Ja, er tat mir leid. Es gibt aber auch welche, die sagen, sie haben jetzt keine Lust auf eine Freundin. Für die ist es auch ein Ersatz, aber sie leiden nicht darunter.

Welche Motivation gibt es noch außer Frauenmangel?

Einige sagen, dass es mit der eigenen Frau oder Freundin nicht so gut läuft, oder dass sie sich Sexualpraktiken wünschen, die landläufig nicht als normal gelten.

Welche?

Es gibt immer irgendwelche Praktiken, die sich Männer in dieser durchgesexten Welt wünschen, das kann auch einfach nur Oral- oder Analverkehr sein.
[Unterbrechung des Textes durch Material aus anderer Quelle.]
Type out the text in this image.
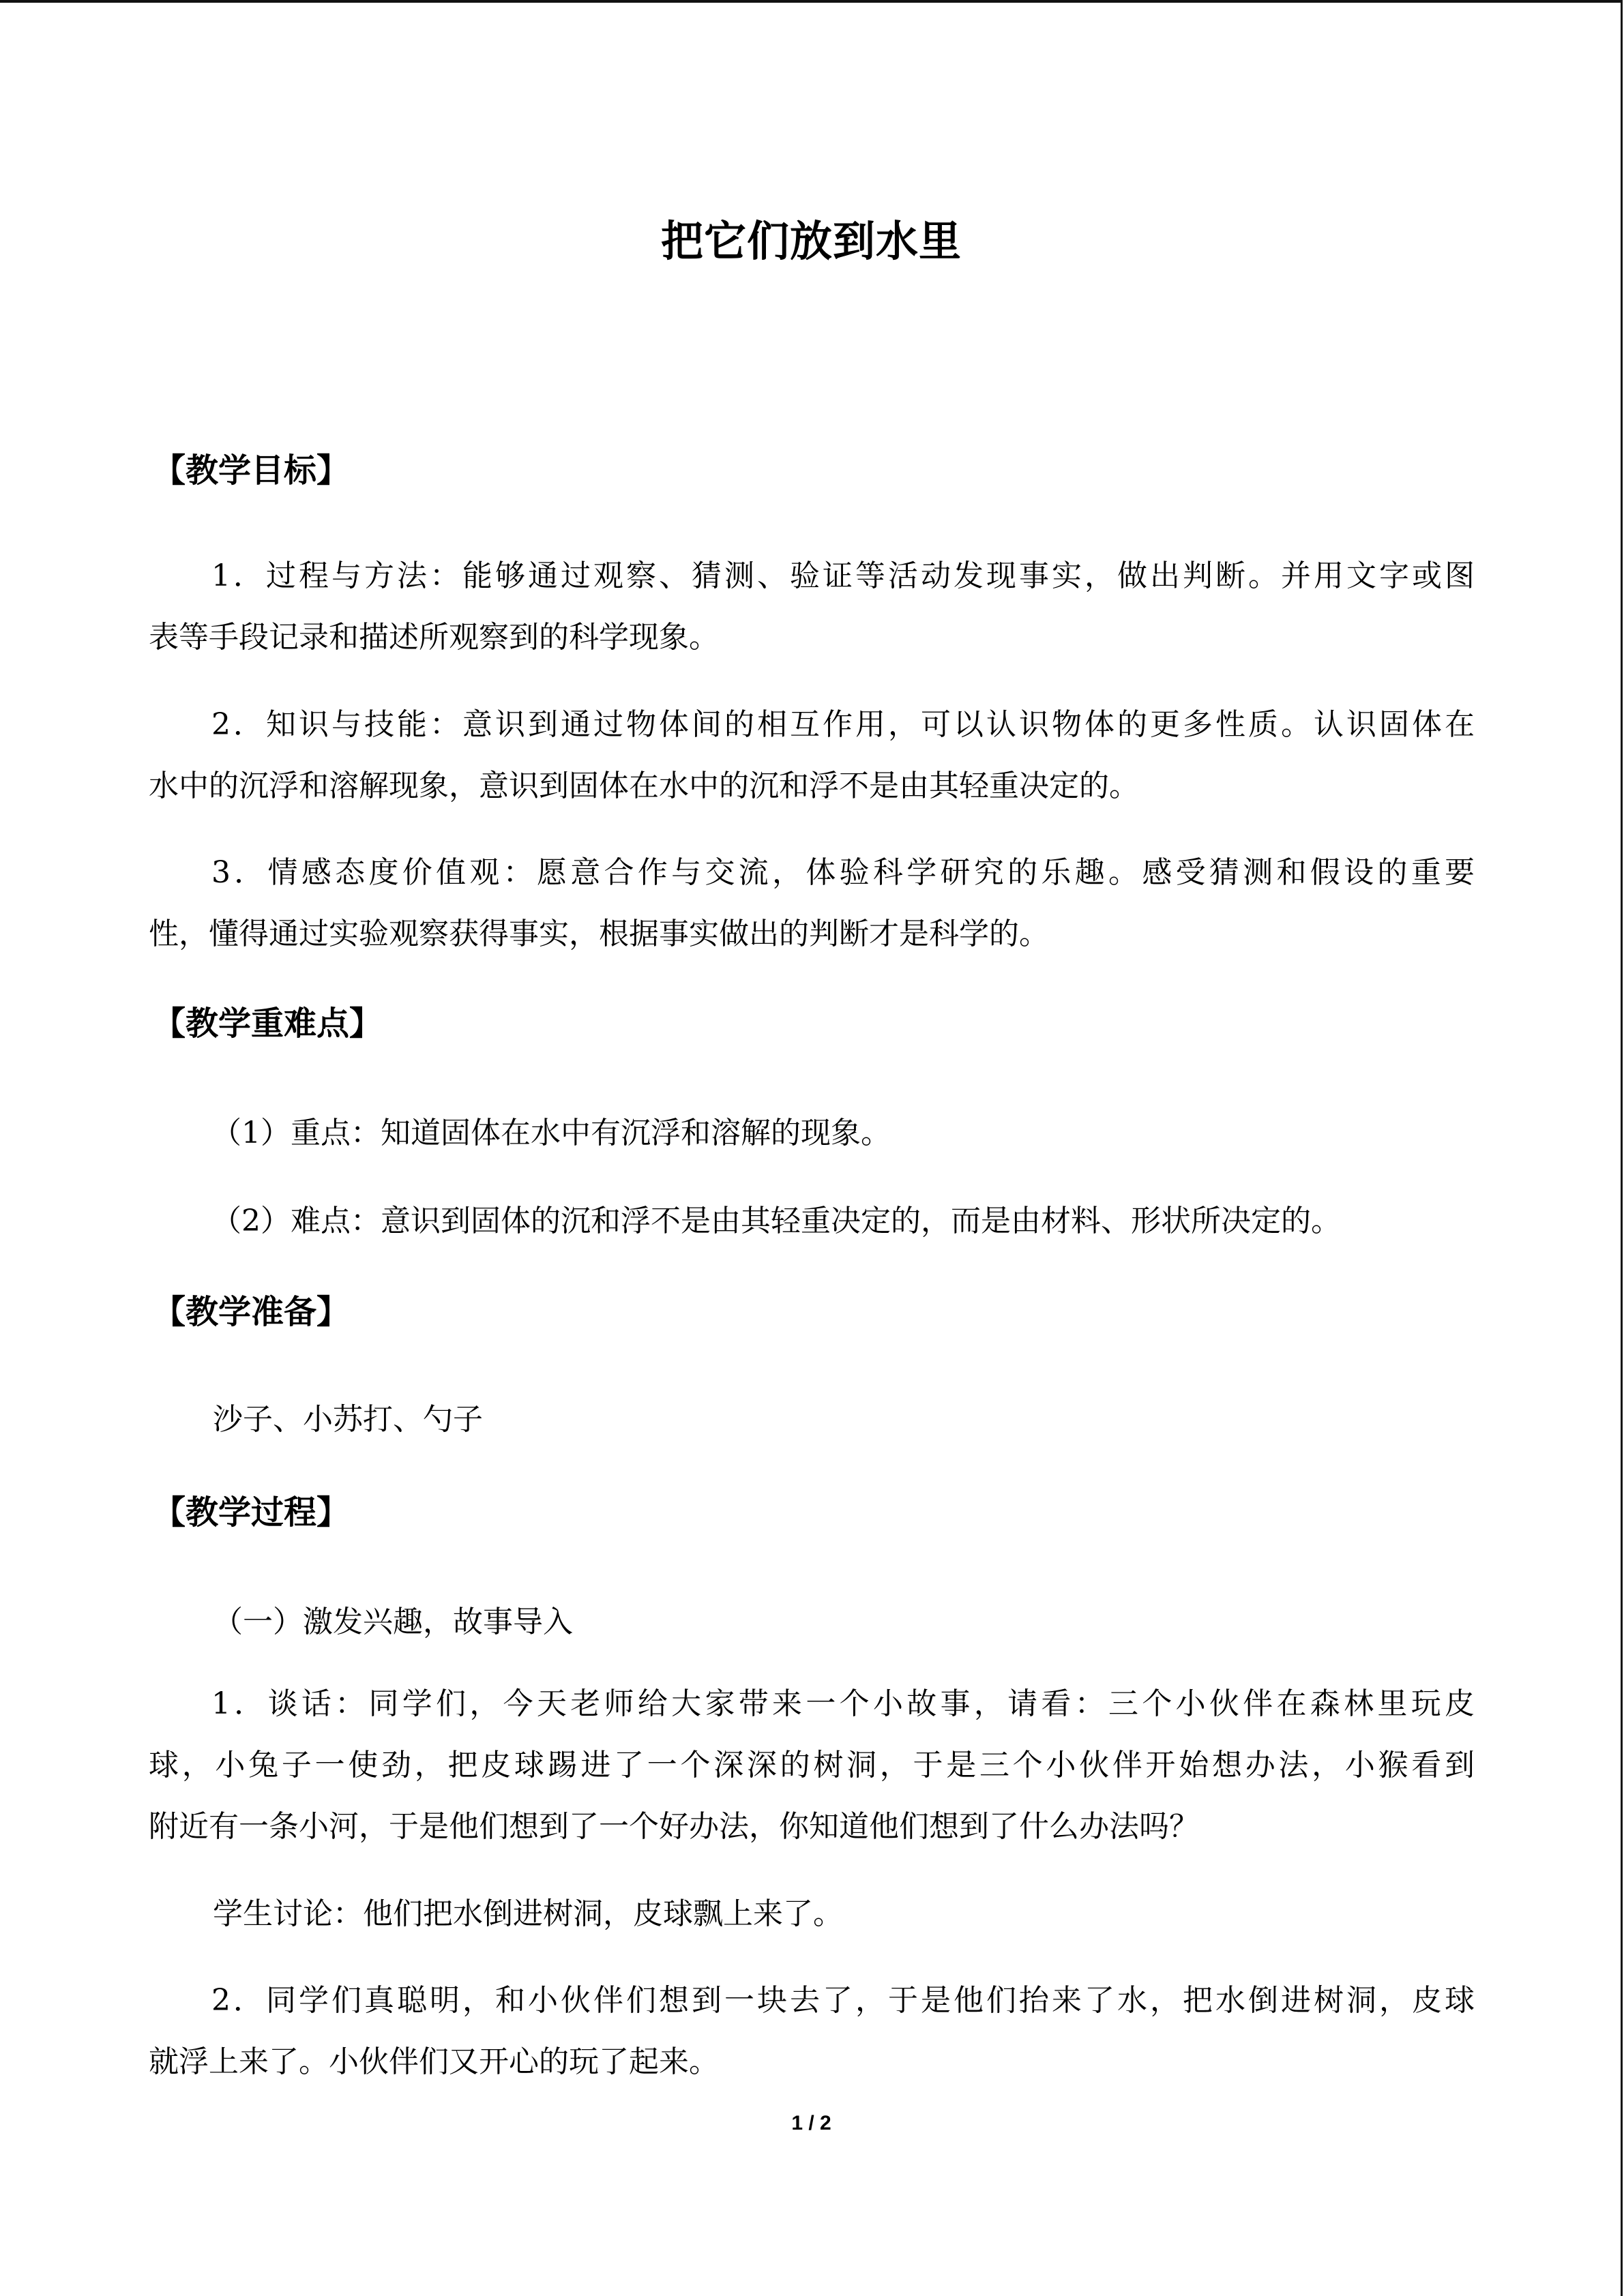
把它们放到水里
【教学目标】
1．过程与方法：能够通过观察、猜测、验证等活动发现事实，做出判断。并用文字或图
表等手段记录和描述所观察到的科学现象。
2．知识与技能：意识到通过物体间的相互作用，可以认识物体的更多性质。认识固体在
水中的沉浮和溶解现象，意识到固体在水中的沉和浮不是由其轻重决定的。
3．情感态度价值观：愿意合作与交流，体验科学研究的乐趣。感受猜测和假设的重要
性，懂得通过实验观察获得事实，根据事实做出的判断才是科学的。
【教学重难点】
（1）重点：知道固体在水中有沉浮和溶解的现象。
（2）难点：意识到固体的沉和浮不是由其轻重决定的，而是由材料、形状所决定的。
【教学准备】
沙子、小苏打、勺子
【教学过程】
（一）激发兴趣，故事导入
1．谈话：同学们，今天老师给大家带来一个小故事，请看：三个小伙伴在森林里玩皮
球，小兔子一使劲，把皮球踢进了一个深深的树洞，于是三个小伙伴开始想办法，小猴看到
附近有一条小河，于是他们想到了一个好办法，你知道他们想到了什么办法吗？
学生讨论：他们把水倒进树洞，皮球飘上来了。
2．同学们真聪明，和小伙伴们想到一块去了，于是他们抬来了水，把水倒进树洞，皮球
就浮上来了。小伙伴们又开心的玩了起来。
1 / 2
Oft ist es auch der Reiz an der Normübertretung, einmal SM auszuprobieren oder zwei Frauen oder Gruppensex. In diesen Saunaclubs zum Beispiel laufen 50 bis 70 nackte Frauen herum und die Männer können sich dann ihre Sexarbeiterin wählen. Manche flippen da total aus.

Warum?

Weil es so einen paradiesisch-orgiastische Fantasie ist, die ohne Geld nie möglich wäre.

Wie fanden Sie es in diesem Club?

Einerseits total interessant, andererseits schwierig und anstrengend. Ich hatte vorher Angst, dass ich mich auch ausziehen müsste oder dass ich als Freier betrachtet werde. Was ist, wenn mich jemand sieht, wie ich da rein gehe? Wie kann ich meine Rolle als Forscher abgrenzen? Außerdem wollte ich die ganzen Frauen nicht sehen, das hat natürlich einen objektivierenden Blick. Zum Glück konnte ich mein Jackett anlassen

Würden Sie denn andere Prostitutionsangebote nutzen?
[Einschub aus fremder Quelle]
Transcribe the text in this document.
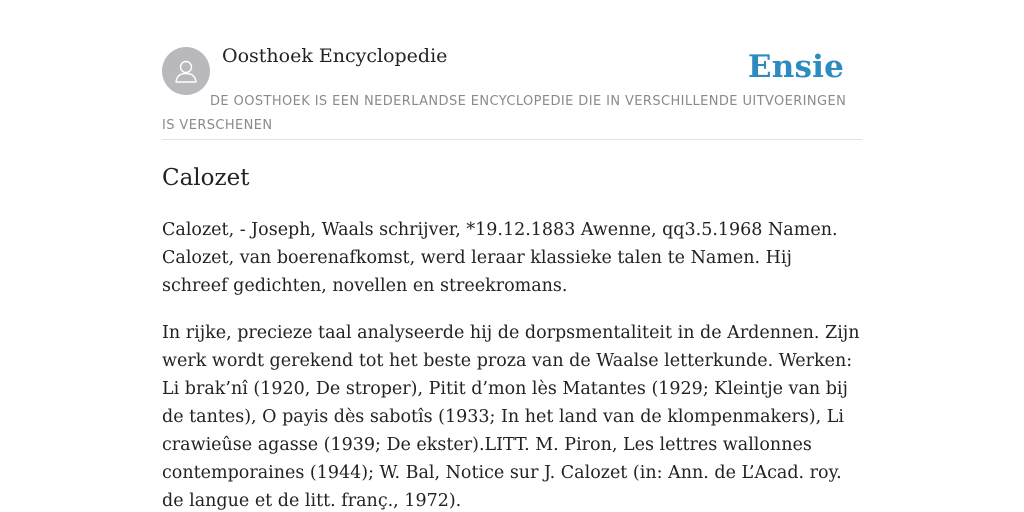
Oosthoek Encyclopedie	Ensie

DE OOSTHOEK IS EEN NEDERLANDSE ENCYCLOPEDIE DIE IN VERSCHILLENDE UITVOERINGEN IS VERSCHENEN

Calozet

Calozet, - Joseph, Waals schrijver, *19.12.1883 Awenne, qq3.5.1968 Namen. Calozet, van boerenafkomst, werd leraar klassieke talen te Namen. Hij schreef gedichten, novellen en streekromans.

In rijke, precieze taal analyseerde hij de dorpsmentaliteit in de Ardennen. Zijn werk wordt gerekend tot het beste proza van de Waalse letterkunde. Werken: Li brak’nî (1920, De stroper), Pitit d’mon lès Matantes (1929; Kleintje van bij de tantes), O payis dès sabotîs (1933; In het land van de klompenmakers), Li crawieûse agasse (1939; De ekster).LITT. M. Piron, Les lettres wallonnes contemporaines (1944); W. Bal, Notice sur J. Calozet (in: Ann. de L’Acad. roy. de langue et de litt. franç., 1972).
Nein. Ich finde das nicht interessant, weil ich immer denke, das ist so gespielt und es geht nur ums Geld.

Also ist doch nicht jeder Mann, wie es oft heißt, ein potentieller Freier?

Nein, überhaupt nicht. Die überwiegende Anzahl der Männer sind Nichtnutzer. Gesicherte Zahlen existieren zwar nicht, aber nach einer Studie aus Dänemark liegt der Anteil der Prostitutionskunden bei 14 Prozent. Dennoch glaube ich, dass viele Männer schon einmal darüber nachgedacht haben oder eine einmalige Erfahrung hatten.

Und woran liegt es, wer zum Freier wird und wer nicht?

Bisher kann ich da nur spekulieren: Ein schlechtes Gewissen, dass man es unanständig findet, dass man denkt, man unterdrückt die Frauen, dass man aber auch – wie ich – mit diesem einseitigen Begehren nicht klar kommt. Oder auch Angst. Viele sind unsicher und werden beim ersten Mal abgezockt.

Worin ähneln sich denn die Freier?

Im Kern geht es um ein Konzept von Männlichkeit, das ganz zentral an Sexualität gekoppelt ist, darin treffen sich alle Freier. Wieviel Sex habe ich, wie oft, habe ich genug und ausgefallene Sachen erlebt, habe ich genug Frauen gehabt? Daraus ziehen sie Rückschlüsse über den Stand der eigenen Männlichkeit. Außerdem muss man in der Lage sein, eine sexuelle Interaktion einzugehen, die nur auf einen selbst konzentriert ist, nicht aber das Gegenüber miteinbezieht. Das stellen die Männer sich zwar in ihrer Fantasie vor, aber letztendlich bestimmen sie, was passiert. Bei diesem Sex ohne Beziehungsanforderungen geht es ja rein um die individuelle Befriedigung.

Haben die Männer etwas erzählt, womit Sie nicht gerechnet hatten?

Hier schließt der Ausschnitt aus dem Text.